Methodological approach: Culture R. denitrificans under various light regimes (different wavelengths, intensities, light/dark cycles) and assess crcB expression patterns. Examine photosynthetic electron transport rates and efficiency in wild-type versus crcB mutant strains. Investigate potential interactions between CrcB and components of the photosynthetic apparatus using proximity-based protein interaction methods such as BioID or APEX labeling.
How can comparative genomics approaches enhance our understanding of CrcB homolog evolution and function?
R. denitrificans shows interesting genomic similarities to both Rhodobacter and Rubrivivax genera, particularly in its photosynthetic gene cluster organization . This evolutionary context provides valuable insights into CrcB function.

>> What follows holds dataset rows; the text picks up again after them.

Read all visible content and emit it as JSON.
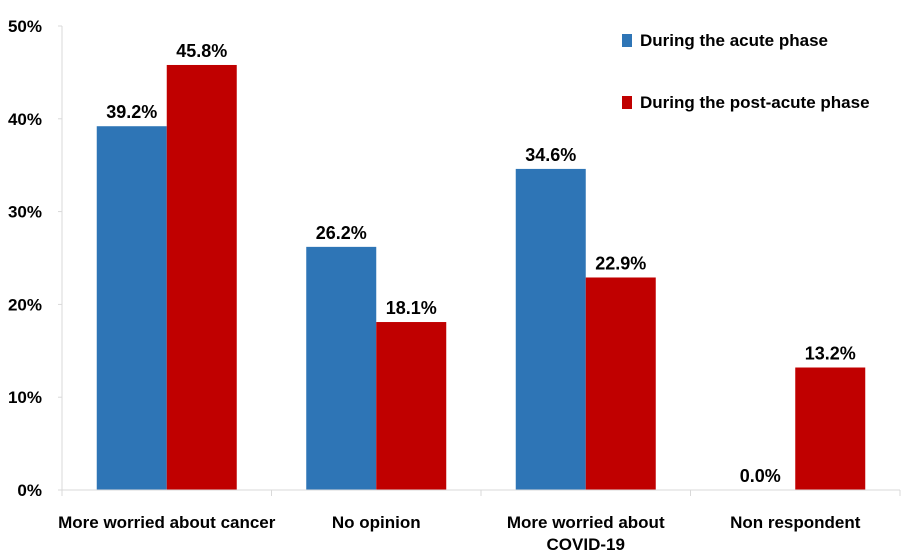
{
  "chart_data": {
    "type": "bar",
    "categories": [
      [
        "More worried about cancer"
      ],
      [
        "No opinion"
      ],
      [
        "More worried about",
        "COVID-19"
      ],
      [
        "Non respondent"
      ]
    ],
    "series": [
      {
        "name": "During the acute phase",
        "color": "#2E75B6",
        "values": [
          39.2,
          26.2,
          34.6,
          0.0
        ],
        "labels": [
          "39.2%",
          "26.2%",
          "34.6%",
          "0.0%"
        ]
      },
      {
        "name": "During the post-acute phase",
        "color": "#C00000",
        "values": [
          45.8,
          18.1,
          22.9,
          13.2
        ],
        "labels": [
          "45.8%",
          "18.1%",
          "22.9%",
          "13.2%"
        ]
      }
    ],
    "ylim": [
      0,
      50
    ],
    "yticks": [
      0,
      10,
      20,
      30,
      40,
      50
    ],
    "ytick_labels": [
      "0%",
      "10%",
      "20%",
      "30%",
      "40%",
      "50%"
    ],
    "title": "",
    "xlabel": "",
    "ylabel": "",
    "grid": false,
    "legend_position": "top-right"
  }
}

Methodological approach: Conduct comprehensive phylogenetic analysis of CrcB homologs across diverse bacterial phyla, with particular focus on phototrophs. Examine patterns of co-evolution between CrcB and other genes to identify functional relationships. Use ancestral sequence reconstruction techniques to infer evolutionary trajectories and key functional transitions in CrcB evolution.

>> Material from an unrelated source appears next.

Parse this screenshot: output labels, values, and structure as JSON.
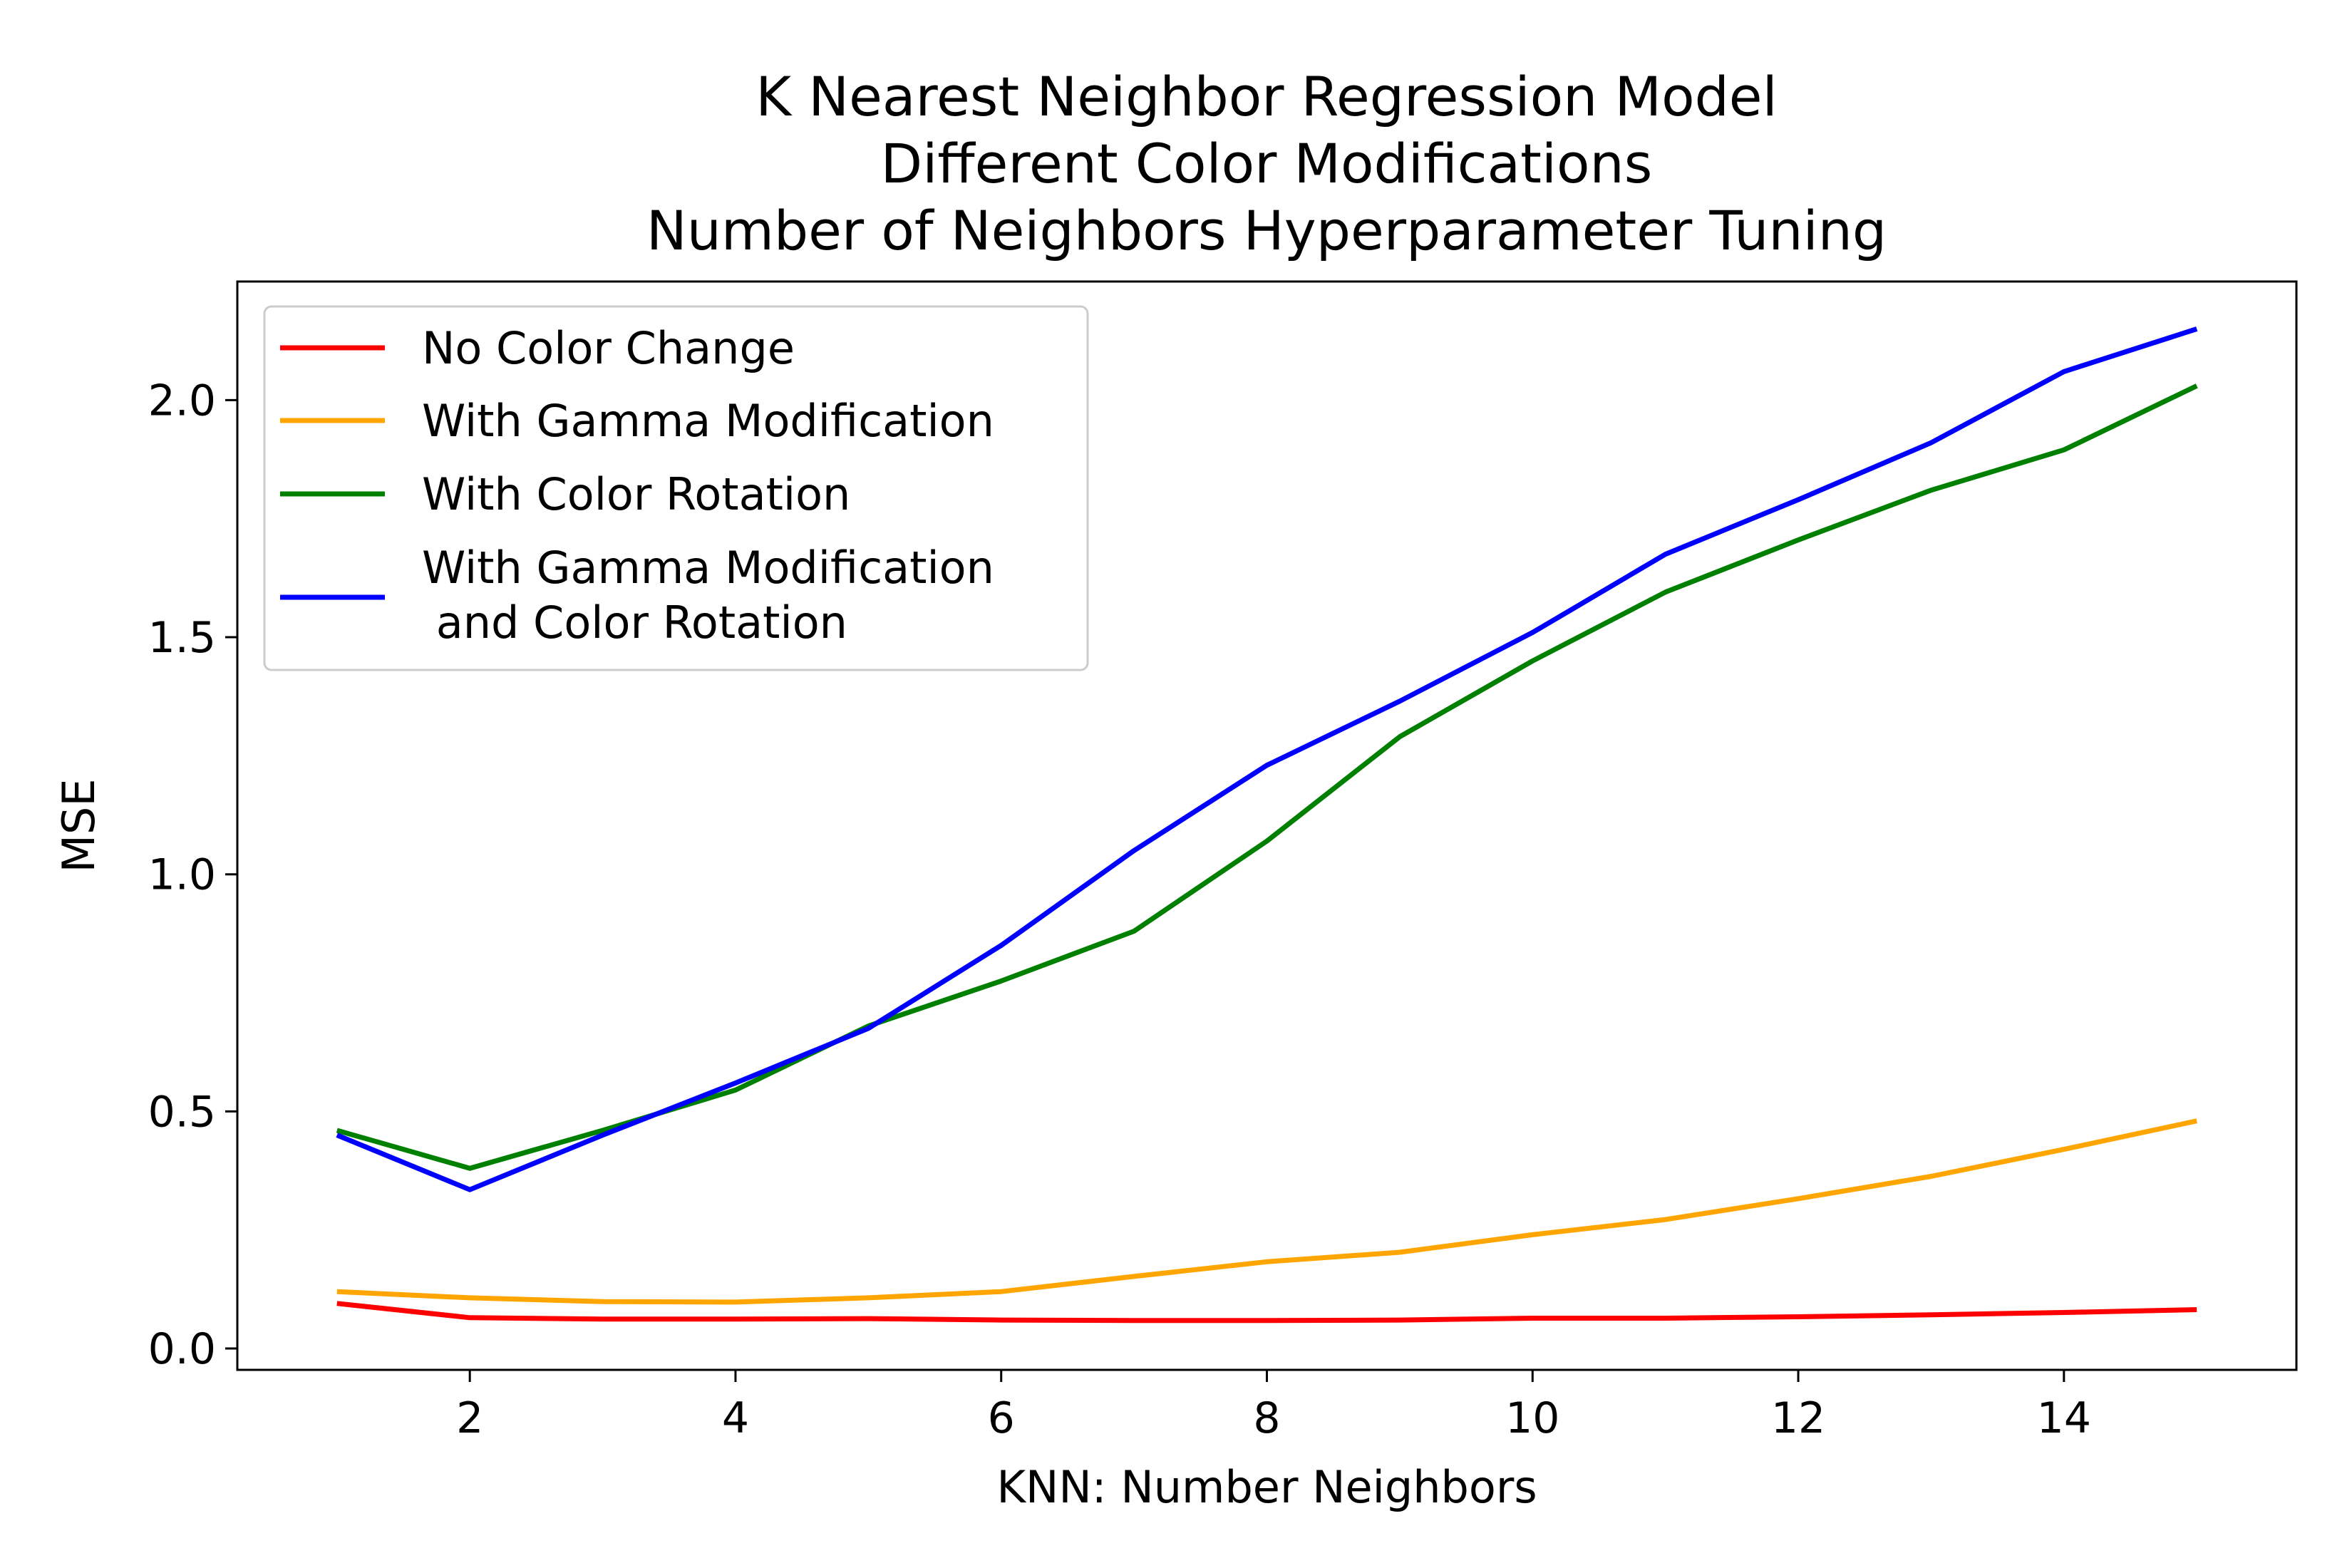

What statistical approaches are most appropriate for analyzing experimental data related to CrcB homolog?
Methodological approach: For differential expression analysis, apply statistical tests appropriate to the data distribution, using t-tests for normally distributed data and Wilcoxon ranked sum tests for non-parametric distributions . Set significance thresholds at p < 0.05 and consider fold changes of > 1.25 or < 0.80 as biologically relevant up- or down-regulation . For complex multi-condition experiments, employ ANOVA with appropriate post-hoc tests and corrections for multiple comparisons.

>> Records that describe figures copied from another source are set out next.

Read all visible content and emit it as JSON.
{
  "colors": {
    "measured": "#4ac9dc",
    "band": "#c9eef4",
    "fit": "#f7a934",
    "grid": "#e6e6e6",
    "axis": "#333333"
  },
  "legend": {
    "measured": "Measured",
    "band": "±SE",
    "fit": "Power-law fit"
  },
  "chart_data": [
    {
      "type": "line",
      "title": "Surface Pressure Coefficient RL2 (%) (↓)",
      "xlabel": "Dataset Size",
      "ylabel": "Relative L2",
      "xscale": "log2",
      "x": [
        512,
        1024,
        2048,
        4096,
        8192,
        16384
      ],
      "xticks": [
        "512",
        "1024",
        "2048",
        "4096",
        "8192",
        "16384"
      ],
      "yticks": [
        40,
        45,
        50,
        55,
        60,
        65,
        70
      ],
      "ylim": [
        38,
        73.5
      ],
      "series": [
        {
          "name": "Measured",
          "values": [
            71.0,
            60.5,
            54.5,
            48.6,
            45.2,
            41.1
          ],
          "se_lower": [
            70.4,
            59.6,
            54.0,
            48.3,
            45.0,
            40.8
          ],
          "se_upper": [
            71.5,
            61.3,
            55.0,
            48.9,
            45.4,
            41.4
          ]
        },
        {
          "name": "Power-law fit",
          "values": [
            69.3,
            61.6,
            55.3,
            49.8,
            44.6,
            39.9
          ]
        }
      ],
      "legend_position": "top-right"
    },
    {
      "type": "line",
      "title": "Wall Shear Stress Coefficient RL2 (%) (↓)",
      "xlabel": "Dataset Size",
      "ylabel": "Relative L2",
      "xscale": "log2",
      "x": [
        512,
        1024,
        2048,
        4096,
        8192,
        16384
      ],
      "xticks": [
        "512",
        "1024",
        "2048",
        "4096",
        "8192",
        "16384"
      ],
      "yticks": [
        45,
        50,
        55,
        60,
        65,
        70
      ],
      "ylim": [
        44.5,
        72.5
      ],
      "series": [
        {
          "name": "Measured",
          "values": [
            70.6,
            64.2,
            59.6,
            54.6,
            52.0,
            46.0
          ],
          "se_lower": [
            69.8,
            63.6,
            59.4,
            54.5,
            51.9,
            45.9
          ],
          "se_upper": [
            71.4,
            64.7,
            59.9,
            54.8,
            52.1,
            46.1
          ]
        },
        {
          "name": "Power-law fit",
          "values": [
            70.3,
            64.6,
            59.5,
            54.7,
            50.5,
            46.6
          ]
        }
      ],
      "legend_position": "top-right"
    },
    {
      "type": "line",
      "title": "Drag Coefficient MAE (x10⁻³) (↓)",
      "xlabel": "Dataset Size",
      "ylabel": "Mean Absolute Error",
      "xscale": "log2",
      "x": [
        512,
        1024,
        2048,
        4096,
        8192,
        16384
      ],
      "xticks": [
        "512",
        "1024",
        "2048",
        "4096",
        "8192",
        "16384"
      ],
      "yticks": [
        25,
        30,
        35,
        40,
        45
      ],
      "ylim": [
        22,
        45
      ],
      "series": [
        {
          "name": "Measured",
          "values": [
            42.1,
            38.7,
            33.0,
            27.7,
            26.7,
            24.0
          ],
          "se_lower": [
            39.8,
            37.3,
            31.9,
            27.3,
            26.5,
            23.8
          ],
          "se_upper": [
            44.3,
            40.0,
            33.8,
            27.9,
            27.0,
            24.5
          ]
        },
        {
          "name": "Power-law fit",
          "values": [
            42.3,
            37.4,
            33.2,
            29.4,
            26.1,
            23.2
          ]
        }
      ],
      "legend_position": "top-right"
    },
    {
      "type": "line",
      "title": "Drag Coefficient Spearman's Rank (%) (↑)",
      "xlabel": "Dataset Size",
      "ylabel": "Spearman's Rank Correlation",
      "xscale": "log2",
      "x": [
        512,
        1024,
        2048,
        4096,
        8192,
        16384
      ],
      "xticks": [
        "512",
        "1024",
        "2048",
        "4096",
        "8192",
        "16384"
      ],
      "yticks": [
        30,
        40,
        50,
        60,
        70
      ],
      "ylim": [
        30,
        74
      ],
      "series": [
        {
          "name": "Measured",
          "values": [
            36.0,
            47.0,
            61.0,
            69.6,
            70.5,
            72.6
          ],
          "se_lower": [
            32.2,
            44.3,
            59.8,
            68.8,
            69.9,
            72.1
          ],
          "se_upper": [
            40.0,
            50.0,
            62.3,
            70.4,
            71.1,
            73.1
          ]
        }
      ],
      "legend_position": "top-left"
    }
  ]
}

How should researchers interpret conflicting data regarding CrcB homolog function?
Conflicting experimental results are common when characterizing proteins with unknown functions, especially in organisms with complex metabolism like R. denitrificans.
Methodological approach: Systematically evaluate experimental conditions that might explain discrepancies, including differences in growth conditions, genetic backgrounds, or experimental methodologies. Consider that CrcB may have multiple functions or context-dependent activities. Design decisive experiments specifically targeting the source of conflict, using orthogonal methods to validate key findings. Employ computational modeling to integrate disparate data sets and identify the most probable functional models.
How can proteomics approaches enhance our understanding of CrcB homolog in cellular context?
Modern proteomics offers powerful tools to place CrcB in its broader cellular context.
Methodological approach: Apply quantitative mass spectrometry techniques such as data-dependent acquisition (DDA), data-independent acquisition (DIA), or multi-reaction monitoring (MRM) to analyze proteome-wide changes in response to crcB manipulation . These methods have achieved high sensitivity and expanded the dynamic range of quantitation compared to traditional approaches . Prepare samples using appropriate fractionation methods to enhance detection of membrane proteins like CrcB. Analyze data using software such as Protein Discoverer or DIA-NN with appropriate statistical thresholds (FDR set to 1% at both peptide and protein level) .
How does CrcB homolog research intersect with environmental microbiology?
R. denitrificans and related aerobic anoxygenic phototrophs represent more than 10% of the microbial community in some euphotic upper ocean waters and are potentially major contributors to CO₂ fixation , making the study of their proteins environmentally relevant.
Methodological approach: Design experiments examining crcB expression and function under environmentally relevant conditions, including variations in light, temperature, salinity, and nutrient availability. Employ metatranscriptomics and metaproteomics approaches to assess crcB expression in natural microbial communities. Develop environmental isolates of R. denitrificans to compare CrcB function across strains adapted to different ecological niches.